On the other hand, Grammarly has a problem with false positives, calling out mistakes that are not. The other two suggestions are not disastrous, but neither did they relate to “critical errors” as Grammarly maintains. In the assertion that enlargement had “created a fatigue” within the European Union, Grammarly needlessly suggested deleting the “a”. In another error-ridden sentence, it recommended removing a comma, which fixed none of the problems. This false-positive tendency is not a deal-breaker for reasonably skilled writers who just want a second pair of eyes; you can dismiss any suggestion you like. But truly struggling scribblers might not know when Grammarly’s ideas would make their prose worse rather than better.

Then there are the false negatives, or the mistakes Grammarly fails to notice. Depending on the text, Grammarly can seem to miss more errors than it marks. The company’s chief executive, Brad Hoover, describes it as a “coach, not a crutch” — which sets expectations more appropriately than some of the ads do.

此外,Grammarly还有一些“破罐子破摔”的纵容,或者说,没有注意到的错误。基于不同的文本,Grammarly有时候会标注一些错误,漏掉更多错误。公司首席执行官Brad Hoover表示,这款软件于用户而言,更像是一位教练,而非挑错助理。这个评价反而比一些广告宣传的用词更加客观。

Artificial-intelligence systems like Grammarly are trained with data; for instance, translation software is fed sentences translated by humans. Grammarly’s training data involve a large number of standard error-free sentences (so it knows what good English should look like) and human-corrected sentences (so the software can find the patterns of fixes that human editors might make). Developers also manually add certain rules to the patterns Grammarly has taught itself. The software then looks at a user’s prose: if a string of words seems ungrammatical, it tries to spot how the putative mistake most closely resembles one from its training inputs.

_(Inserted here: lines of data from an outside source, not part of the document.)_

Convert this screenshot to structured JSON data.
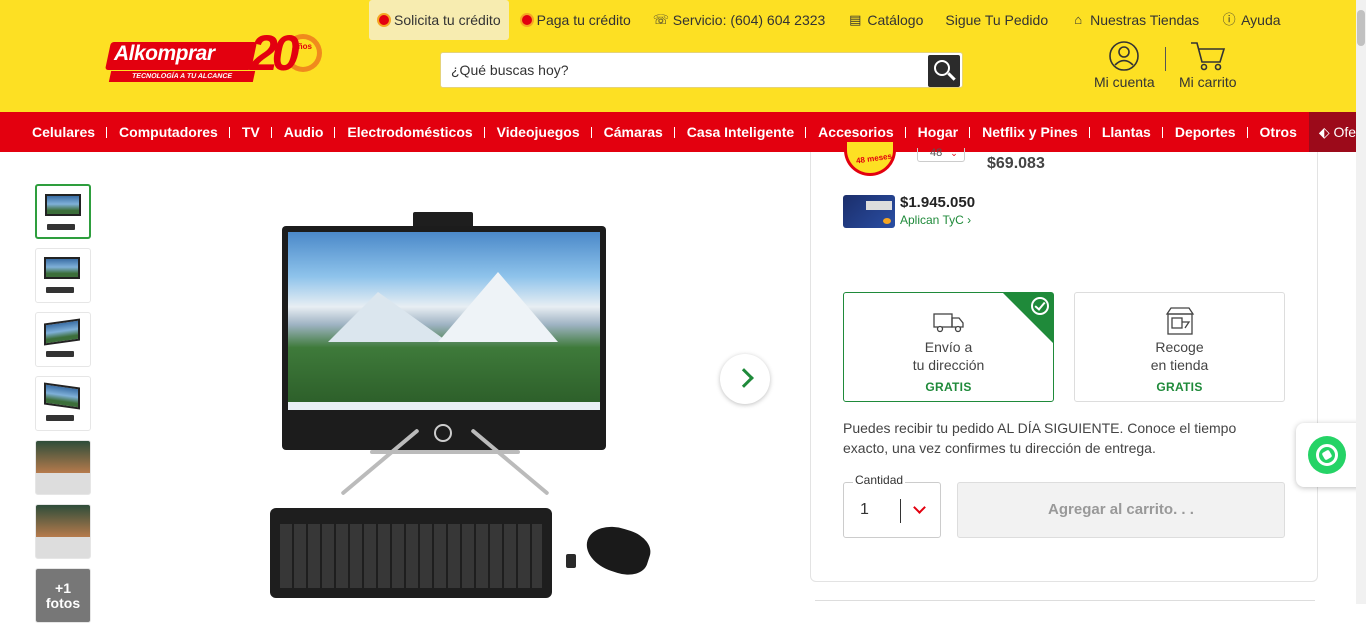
{
  "logo": {
    "brand": "Alkomprar",
    "tagline": "TECNOLOGÍA A TU ALCANCE",
    "anniversary_number": "20",
    "anniversary_word": "Años"
  },
  "toplinks": [
    {
      "label": "Solicita tu crédito",
      "icon": "credit-coin-icon"
    },
    {
      "label": "Paga tu crédito",
      "icon": "pay-coin-icon"
    },
    {
      "label": "Servicio: (604) 604 2323",
      "icon": "headset-icon"
    },
    {
      "label": "Catálogo",
      "icon": "catalog-book-icon"
    },
    {
      "label": "Sigue Tu Pedido",
      "icon": ""
    },
    {
      "label": "Nuestras Tiendas",
      "icon": "store-icon"
    },
    {
      "label": "Ayuda",
      "icon": "info-icon"
    }
  ],
  "search": {
    "placeholder": "¿Qué buscas hoy?"
  },
  "account": {
    "account_label": "Mi cuenta",
    "cart_label": "Mi carrito"
  },
  "nav": [
    "Celulares",
    "Computadores",
    "TV",
    "Audio",
    "Electrodomésticos",
    "Videojuegos",
    "Cámaras",
    "Casa Inteligente",
    "Accesorios",
    "Hogar",
    "Netflix y Pines",
    "Llantas",
    "Deportes",
    "Otros"
  ],
  "nav_offers": "Ofertas",
  "gallery": {
    "more_count": "+1",
    "more_label": "fotos"
  },
  "price_panel": {
    "badge_text": "48 meses",
    "installments_value": "48",
    "installment_price": "$69.083",
    "card_price": "$1.945.050",
    "card_terms": "Aplican TyC"
  },
  "shipping_options": [
    {
      "line1": "Envío a",
      "line2": "tu dirección",
      "price": "GRATIS",
      "selected": true,
      "icon": "truck-icon"
    },
    {
      "line1": "Recoge",
      "line2": "en tienda",
      "price": "GRATIS",
      "selected": false,
      "icon": "store-pickup-icon"
    }
  ],
  "delivery_text": "Puedes recibir tu pedido AL DÍA SIGUIENTE. Conoce el tiempo exacto, una vez confirmes tu dirección de entrega.",
  "quantity": {
    "label": "Cantidad",
    "value": "1"
  },
  "add_to_cart": "Agregar al carrito. . .",
  "colors": {
    "header_yellow": "#fde023",
    "nav_red": "#e3000f",
    "offers_dark_red": "#9c0a1a",
    "accent_green": "#1f8a3a",
    "whatsapp_green": "#25d366"
  }
}
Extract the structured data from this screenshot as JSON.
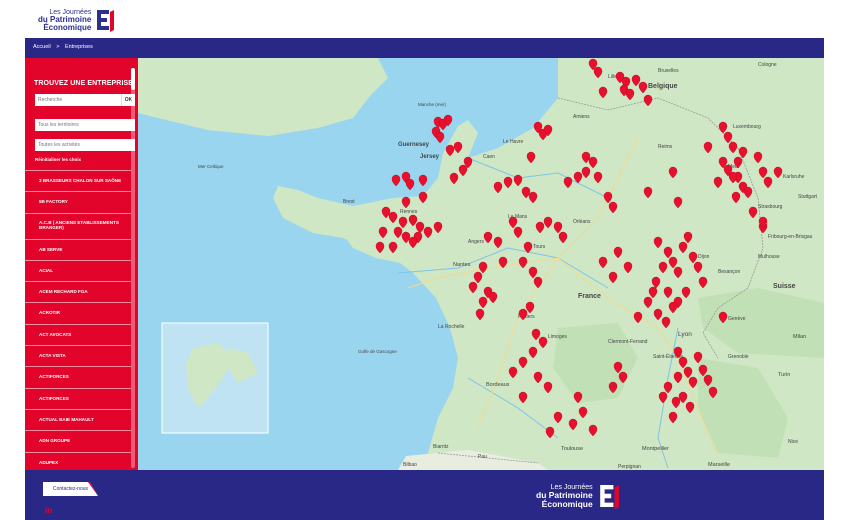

All this shows how far artificial “intelligence” is from the human kind (which Grammarly wants to correct to “humankind”). Computers outpace humans at problems that can be cracked with pure maths, such as chess. Advances in language technology have been impressive in, for example, speech recognition, which involves another sort of statistical guess — whether or not a stretch of sound matches a certain string of words. One Grammarly feature that works fairly well is sentiment analysis. It can rate the tone of an email before you send it, after being trained on text that has been assessed by humans, for example as “admiring” or “confident”.

But grammar is the real magic of language, binding words into structures, binding those structures into sentences, and doing so in a way that maps onto meaning. And at this crucial structure-meaning interface, machines are no match for humans. Computers can prase sentences fairly well, labelling things like nouns and verb phrases. But they struggle with sentences that are difficult to analyse, precisely because they are ungrammatical — in other words, written by the kind of person who needs Grammarly.

但语法真的是语言的玄妙之处。语法将单词相互绑定成为一种结构,将结构串联成为句子,再通过句子表达意思。在这个关键的结构–意义交互中,计算机无法与人抗衡。计算机可以整理句子,以及标注动词名词。但计算机搞不定难以分析的句子,那些难以分析的句子就是不符合语法的句子。而写出这些句子的人,就是真正需要Grammarly的用户。

To correct such prose requires knowing what the writer intended. But computers do not work in meaning or intention; they work in formulae. Humans, by contrast, can usually understand even rather mangled syntax, because of the ability to guess the contents of other minds. Grammar-checking computers illustrate not how bad humans are with language, but just how good.